Opéras Beau livre d’images à Toulouse
Opéras

Beau livre d’images à Toulouse

09/01/2022

Théâtre du Capitole, 28 décembre

Surprise : outre les chanteurs, dans la distribution de cette nouvelle production toulousaine de Die Zauberflöte, figurent le compositeur et son librettiste ! Voici donc Mozart (May Hilaire) et Schikaneder (Ferdinand Régent-Chappey), poudrés et costumés, qui traduisent, de manière très synthétique, les intermèdes parlés du « Singspiel ». Il leur arrive d’intervenir (modestement) dans l’action pour vérifier un détail ou un accessoire, montrant ainsi au public leur implication dans la création de l’œuvre.

La volonté pédagogique est louable, la salle étant pleine d’enfants. Pourtant, ce choix interroge, puisque les chanteurs disent le texte en allemand, et que cette traduction simultanée crée davantage de pesanteur que de légèreté. La vis comica s’en trouve fortement altérée, notamment dans le traitement du rôle de Papageno. C’est la principale réserve qu’appelle la mise en scène du chorégraphe Pierre Rigal, par ailleurs alerte et inventive.

À la fois poétiques et variés, les décors et costumes de Roy Genty tissent une toile brillante qui surprend agréablement l’œil. Les trois Dames arborent d’immenses coiffes pointues, hennins stylisés qui, en prolongeant leurs robes, dessinent trois cônes aux couleurs tranchées. Des toiles peintes descendent des cintres, joyeusement naïves ou gentiment subversives, telle cette station-service « Totalité », arborant une fleur de lotus en logo et dont les pompes proposent le plein de nature, de sagesse ou de raison.

Parfois, des vidéos prennent le relais, marquant la disharmonie d’un monde où les livreurs à vélo, portant d’énormes cubes sur le dos, sont les esclaves du moment. Des figurants parsèment le plateau d’oiseaux empaillés, quand apparaît l’oiseleur, auxquels succèderont un renard et un mouton. Par cet enchevêtrement de lectures possibles, la mise en scène paraît dès lors touffue, laissant la place à un beau livre d’images qui se contenterait d’illustrer le parcours initiatique des protagonistes.

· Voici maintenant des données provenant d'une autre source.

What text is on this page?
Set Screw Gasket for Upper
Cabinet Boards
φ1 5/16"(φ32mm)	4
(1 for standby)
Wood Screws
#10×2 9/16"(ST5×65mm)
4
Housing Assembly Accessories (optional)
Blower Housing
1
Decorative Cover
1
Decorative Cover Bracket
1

La distribution est de qualité. On y distingue le Tamino altier de Bror Magnus Todenes, dont le timbre, aux éclats métalliques, accentue la ferveur et l’intensité, même si l’acteur reste souvent sur sa réserve. Affublée d’une robe par trop incommode, Anaïs Constans campe une Pamina quelque peu engoncée. Fort heureusement, l’art du chant, la luminosité des aigus rendent justice à l’interprétation.

Après avoir surgi en deltaplane, Philippe Estèphe s’assagit peu à peu (hélas !), tissant un Papageno moins truculent que d’ordinaire. Le baryton français, toutefois, s’avère vocalement excellent. Lui répond, espiègle, la Papagena de Céline Laborie, elle aussi très réussie.

Serenad Uyar prête à la Reine de la Nuit la grande agilité de ses aigus. Malgré des graves qui restent en retrait, Luigi De Donato est un Sarastro solide, tandis que Paco Garcia donne à Monostatos une orientation plus « bouffe » que grinçante.

Dans la fosse, dès l’Ouverture, la musique de Mozart apparaît solennelle, presque empesée. Par ses attaques précises, la direction de Frank Beermann se fait ensuite plus incisive, s’appuyant sur un remarquable Orchestre National du Capitole, où se distinguent les cordes et les bois.